Since Hindi is mostly used in the lower courts in MP, one should have fair understanding and at the same time the ability to write in Hindi. If one wants to refer to any textbook then Sighal’s guide is a decent book available in the market.


Did you practice translation exercises during your preparation?

Yes, I practised a few questions which were asked in previous years.


How did you prepare for the judgment writing exercise?

Judgment writing is very important to clear mains. Out of 200 marks in mains, 50 marks have been allotted for judgment writing. This is the part which many students ignore and since there is a minimum cut-off for each paper, it becomes very important to get a good score in judgment writing.

There are two judgment writing questions asked in the mains- one on civil law and another on criminal law. It is advisable to follow the format of trial court of MP for judgment writing. The main part is how you appraise evidences in a given factual situation. You may decide the case in anyone’s favour but your reasoning should be sound and cogent.

For judgment writing, I practised previous year papers and read a few High Court judgments.


How would you rate the main exam question paper on difficulty?

The exam is not difficult as such provided one has prepared well with a good strategy.


Did you appear for mock interviews?

Yes, I attended a few mock interview sessions organized by my coaching institute. These mock interviews helped me a lot in building confidence.


Any specific strategy you used during the interview?

I haven’t adopted any specific strategy for my interview preparation. I simply revised all my notes before the interview and prepared questions based on my background, home town, college, work experience, recent legal developments etc.


Do you remember any of the questions asked during the interview?

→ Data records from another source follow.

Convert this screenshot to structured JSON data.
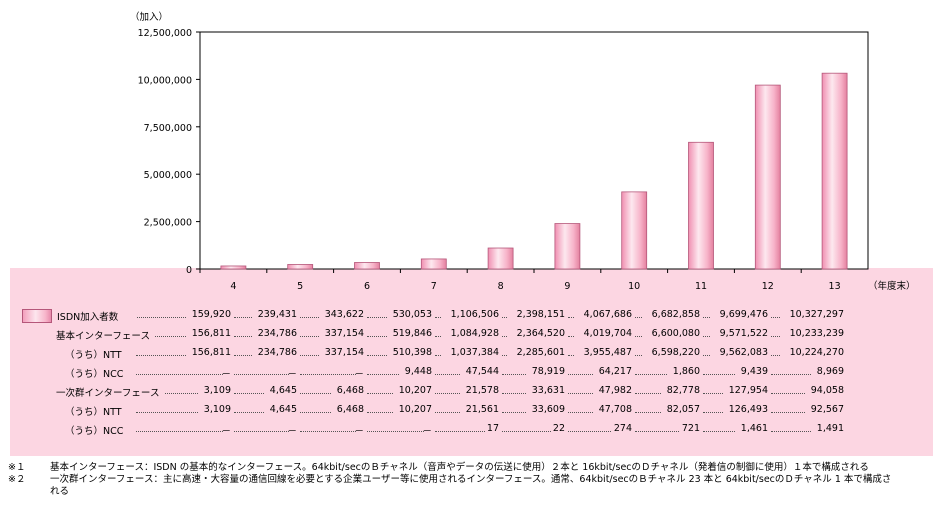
{
  "chart_data": {
    "type": "bar",
    "unit_label": "（加入）",
    "x_unit_label": "（年度末）",
    "categories": [
      "4",
      "5",
      "6",
      "7",
      "8",
      "9",
      "10",
      "11",
      "12",
      "13"
    ],
    "y_ticks": [
      "12,500,000",
      "10,000,000",
      "7,500,000",
      "5,000,000",
      "2,500,000",
      "0"
    ],
    "ylim": [
      0,
      12500000
    ],
    "series": [
      {
        "name": "ISDN加入者数",
        "values": [
          159920,
          239431,
          343622,
          530053,
          1106506,
          2398151,
          4067686,
          6682858,
          9699476,
          10327297
        ]
      }
    ],
    "bar_color": "#f4a6c0",
    "grid": false
  },
  "table": {
    "rows": [
      {
        "label": "ISDN加入者数",
        "legend": true,
        "values": [
          "159,920",
          "239,431",
          "343,622",
          "530,053",
          "1,106,506",
          "2,398,151",
          "4,067,686",
          "6,682,858",
          "9,699,476",
          "10,327,297"
        ]
      },
      {
        "label": "基本インターフェース",
        "legend": false,
        "values": [
          "156,811",
          "234,786",
          "337,154",
          "519,846",
          "1,084,928",
          "2,364,520",
          "4,019,704",
          "6,600,080",
          "9,571,522",
          "10,233,239"
        ]
      },
      {
        "label": "（うち）NTT",
        "legend": false,
        "values": [
          "156,811",
          "234,786",
          "337,154",
          "510,398",
          "1,037,384",
          "2,285,601",
          "3,955,487",
          "6,598,220",
          "9,562,083",
          "10,224,270"
        ]
      },
      {
        "label": "（うち）NCC",
        "legend": false,
        "values": [
          "－",
          "－",
          "－",
          "9,448",
          "47,544",
          "78,919",
          "64,217",
          "1,860",
          "9,439",
          "8,969"
        ]
      },
      {
        "label": "一次群インターフェース",
        "legend": false,
        "values": [
          "3,109",
          "4,645",
          "6,468",
          "10,207",
          "21,578",
          "33,631",
          "47,982",
          "82,778",
          "127,954",
          "94,058"
        ]
      },
      {
        "label": "（うち）NTT",
        "legend": false,
        "values": [
          "3,109",
          "4,645",
          "6,468",
          "10,207",
          "21,561",
          "33,609",
          "47,708",
          "82,057",
          "126,493",
          "92,567"
        ]
      },
      {
        "label": "（うち）NCC",
        "legend": false,
        "values": [
          "－",
          "－",
          "－",
          "－",
          "17",
          "22",
          "274",
          "721",
          "1,461",
          "1,491"
        ]
      }
    ]
  },
  "notes": [
    {
      "num": "※１",
      "text": "基本インターフェース：ISDN の基本的なインターフェース。64kbit/secのＢチャネル（音声やデータの伝送に使用）２本と 16kbit/secのＤチャネル（発着信の制御に使用）１本で構成される"
    },
    {
      "num": "※２",
      "text": "一次群インターフェース：主に高速・大容量の通信回線を必要とする企業ユーザー等に使用されるインターフェース。通常、64kbit/secのＢチャネル 23 本と 64kbit/secのＤチャネル 1 本で構成さ"
    },
    {
      "num": "",
      "text": "れる"
    }
  ]
}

Questions were mostly from simple concepts of procedural law (CPC, CrPC) and local Acts and my background. Some of the questions which I can recall:-

Why do you want to work in MP?

Where have you worked previously?

Why the Judiciary?

How are issues framed in Civil cases?

Provisions and safeguards regarding arrest under CrPC

What is an interpleader suit under CPC?

Question on power of court under S.313 CrPC.

Questions on 2013 CrPC Amendment Act.

Who is a pauper according to CPC?

Difference between inherent powers under CPC and CrPC.

Whether accused can be acquitted after prosecution evidence in Court of Session trial?

Questions relating to Nistar Patrika and Wajib-ul-arz as given under the MP Land Revenue Code.

Can there be an investigation in a complaint case?


Lastly, what message would you like to give to graduates aspiring for judicial services?

Graduates aspiring for judicial services should not be in awe of this exam but move ahead with confidence and a positive attitude. This exam requires constant absorbed hard work with proper planning throughout the preparations. One should be able to identify the core areas of the subject and focus more upon them. Candidates should have their own strategy whatever suits them and stick to it.  They need to stay focused and shall remain detached from any distractions especially the ones coaxing them to think about other career options. Aspirants should never get paranoid about the time they spend while preparing as at the end of the day all their efforts will reap sweet fruits of success. No hard work goes in vain.